I attended the SPIE meeting on Astronomical Telescopes and Instrumentation in Edinburgh, Scotland from June 26 through July 1, and I am sharing my views on the conference presentations. Approximately 2,000 astronomers, software engineers and instrumentation specialists crowded the Edinburgh International Conference Center (EICC) for the week. You can see a detailed review of the meeting and a large collection of photographs on the SPIE web page. Parts of this post are based on the SPIE review.
Tim Jenness described the challenges of handling large amounts of data and efforts of the LSST team to join the Astropy community leveraging and contributing to those software packages within the confines set by current funding limits and methodologies. Marco Molinaro shared the results of his team’s EU-FP7 program, VIALACTEA, which provides an infrastructure for handling and manipulating diverse datasets into a more homogeneous database. I described work at the Keck Observatory Archive using R-tree indexing schemes to enable fast, more efficient searches of solar system objects.

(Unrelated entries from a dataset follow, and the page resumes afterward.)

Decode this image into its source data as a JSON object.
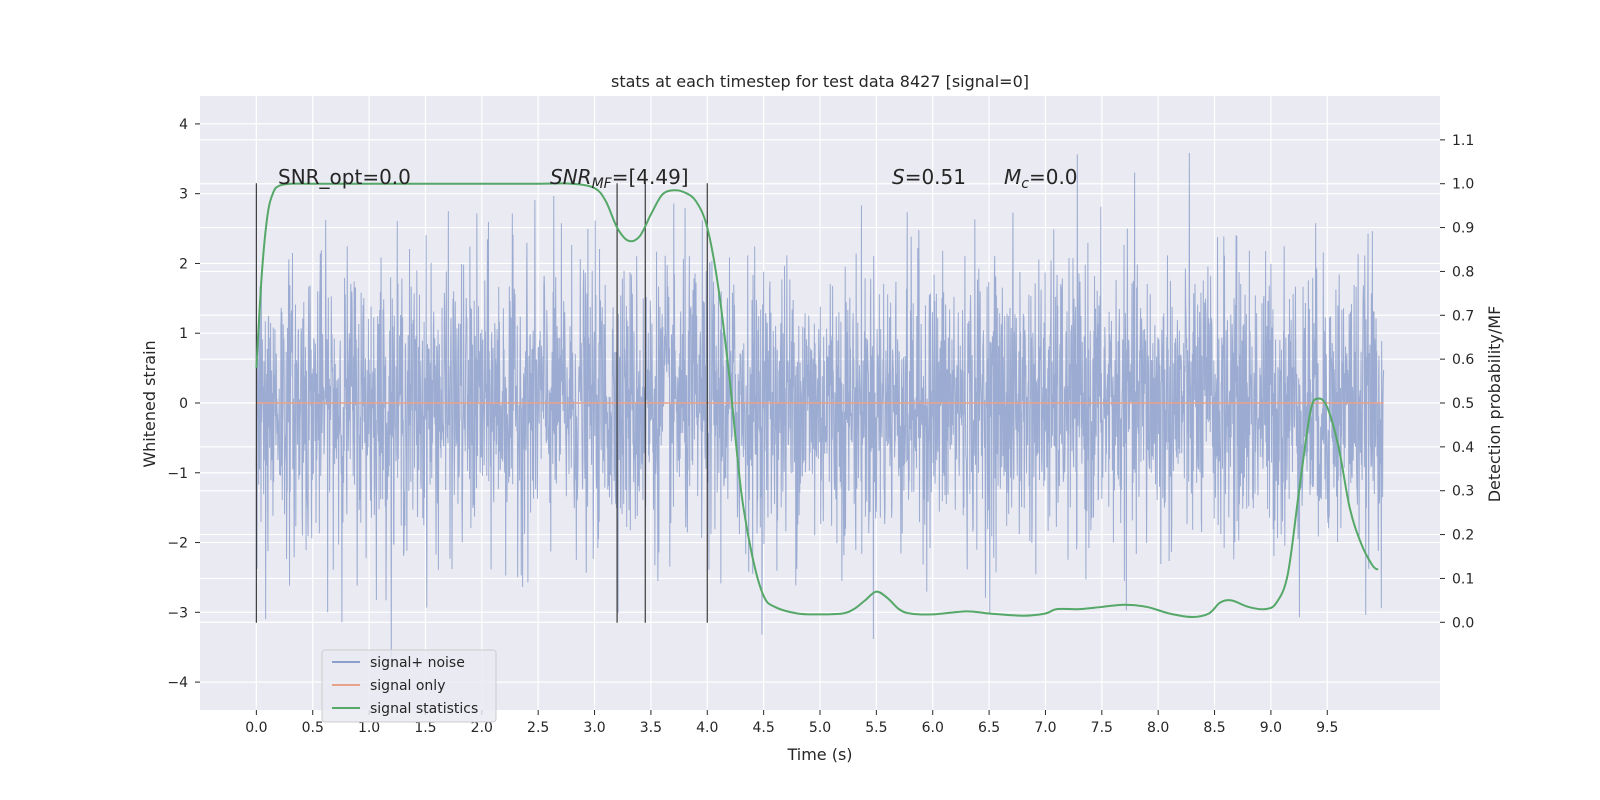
{
  "chart_data": {
    "type": "line",
    "title": "stats at each timestep for test data 8427 [signal=0]",
    "xlabel": "Time (s)",
    "ylabel": "Whitened strain",
    "ylabel_right": "Detection probability/MF",
    "xlim": [
      -0.5,
      10.5
    ],
    "ylim": [
      -4.4,
      4.4
    ],
    "ylim_right": [
      -0.2,
      1.2
    ],
    "x_ticks": [
      0.0,
      0.5,
      1.0,
      1.5,
      2.0,
      2.5,
      3.0,
      3.5,
      4.0,
      4.5,
      5.0,
      5.5,
      6.0,
      6.5,
      7.0,
      7.5,
      8.0,
      8.5,
      9.0,
      9.5
    ],
    "x_tick_labels": [
      "0.0",
      "0.5",
      "1.0",
      "1.5",
      "2.0",
      "2.5",
      "3.0",
      "3.5",
      "4.0",
      "4.5",
      "5.0",
      "5.5",
      "6.0",
      "6.5",
      "7.0",
      "7.5",
      "8.0",
      "8.5",
      "9.0",
      "9.5"
    ],
    "y_ticks": [
      -4,
      -3,
      -2,
      -1,
      0,
      1,
      2,
      3,
      4
    ],
    "y_tick_labels": [
      "−4",
      "−3",
      "−2",
      "−1",
      "0",
      "1",
      "2",
      "3",
      "4"
    ],
    "y_ticks_right": [
      0.0,
      0.1,
      0.2,
      0.3,
      0.4,
      0.5,
      0.6,
      0.7,
      0.8,
      0.9,
      1.0,
      1.1
    ],
    "y_tick_labels_right": [
      "0.0",
      "0.1",
      "0.2",
      "0.3",
      "0.4",
      "0.5",
      "0.6",
      "0.7",
      "0.8",
      "0.9",
      "1.0",
      "1.1"
    ],
    "annotations": {
      "snr_opt": "SNR_opt=0.0",
      "snr_mf_label": "SNR",
      "snr_mf_sub": "MF",
      "snr_mf_value": "=[4.49]",
      "s_label": "S",
      "s_value": "=0.51",
      "mc_label": "M",
      "mc_sub": "c",
      "mc_value": "=0.0"
    },
    "vertical_markers_x": [
      0.0,
      3.2,
      3.45,
      4.0
    ],
    "vertical_markers_yrange": [
      -3.15,
      3.15
    ],
    "series": [
      {
        "name": "signal+ noise",
        "color": "#8da0cb",
        "x_range": [
          0.0,
          10.0
        ],
        "envelope_typical": [
          -2.2,
          2.3
        ],
        "peak_max": 4.0,
        "peak_min": -4.05
      },
      {
        "name": "signal only",
        "color": "#e8a28a",
        "x_range": [
          0.0,
          10.0
        ],
        "constant": 0.0
      },
      {
        "name": "signal statistics",
        "color": "#55a868",
        "axis": "right",
        "x": [
          0.0,
          0.05,
          0.1,
          0.15,
          0.2,
          0.3,
          0.5,
          1.0,
          1.5,
          2.0,
          2.5,
          2.8,
          3.0,
          3.1,
          3.2,
          3.3,
          3.4,
          3.5,
          3.6,
          3.7,
          3.8,
          3.9,
          4.0,
          4.1,
          4.2,
          4.3,
          4.4,
          4.5,
          4.6,
          4.8,
          5.0,
          5.2,
          5.3,
          5.4,
          5.5,
          5.6,
          5.7,
          5.8,
          6.0,
          6.3,
          6.5,
          6.8,
          7.0,
          7.1,
          7.3,
          7.5,
          7.7,
          7.9,
          8.1,
          8.3,
          8.45,
          8.55,
          8.65,
          8.8,
          8.95,
          9.05,
          9.15,
          9.25,
          9.35,
          9.42,
          9.5,
          9.6,
          9.7,
          9.8,
          9.9,
          9.95
        ],
        "values": [
          0.58,
          0.8,
          0.93,
          0.98,
          0.995,
          1.0,
          1.0,
          1.0,
          1.0,
          1.0,
          1.0,
          1.0,
          0.99,
          0.96,
          0.9,
          0.87,
          0.88,
          0.93,
          0.975,
          0.985,
          0.98,
          0.96,
          0.9,
          0.76,
          0.55,
          0.3,
          0.15,
          0.06,
          0.035,
          0.02,
          0.018,
          0.02,
          0.03,
          0.05,
          0.07,
          0.055,
          0.03,
          0.02,
          0.018,
          0.025,
          0.02,
          0.015,
          0.02,
          0.03,
          0.03,
          0.035,
          0.04,
          0.035,
          0.02,
          0.012,
          0.02,
          0.045,
          0.05,
          0.035,
          0.03,
          0.045,
          0.11,
          0.3,
          0.48,
          0.51,
          0.49,
          0.4,
          0.26,
          0.18,
          0.13,
          0.12
        ]
      }
    ],
    "legend_position": "lower-left",
    "grid": true
  }
}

My favorite talk was by Asher Baltzell, who discussed a cloud-based data reduction scheme applied to Magellan AO (MagAO) images and the resulting development of a free cyberinfrastructure for community use. The MagAO system featured prominently at the meeting. See the presentations in the MagAO blog at https://visao.as.arizona.edu/uncategorized/magao-at-2016-spie-astronomical-telescopes-instrumentation/.
See the SPIE review for excellent talks on gravitational waves, the operation of the Large Millimeter Telescope (LMT), and four NASA Science Technology Definition Teams presentations on submissions for the Decadal 2020 survey, among others.
The conference reconvenes in 2018 in Austin, Texas.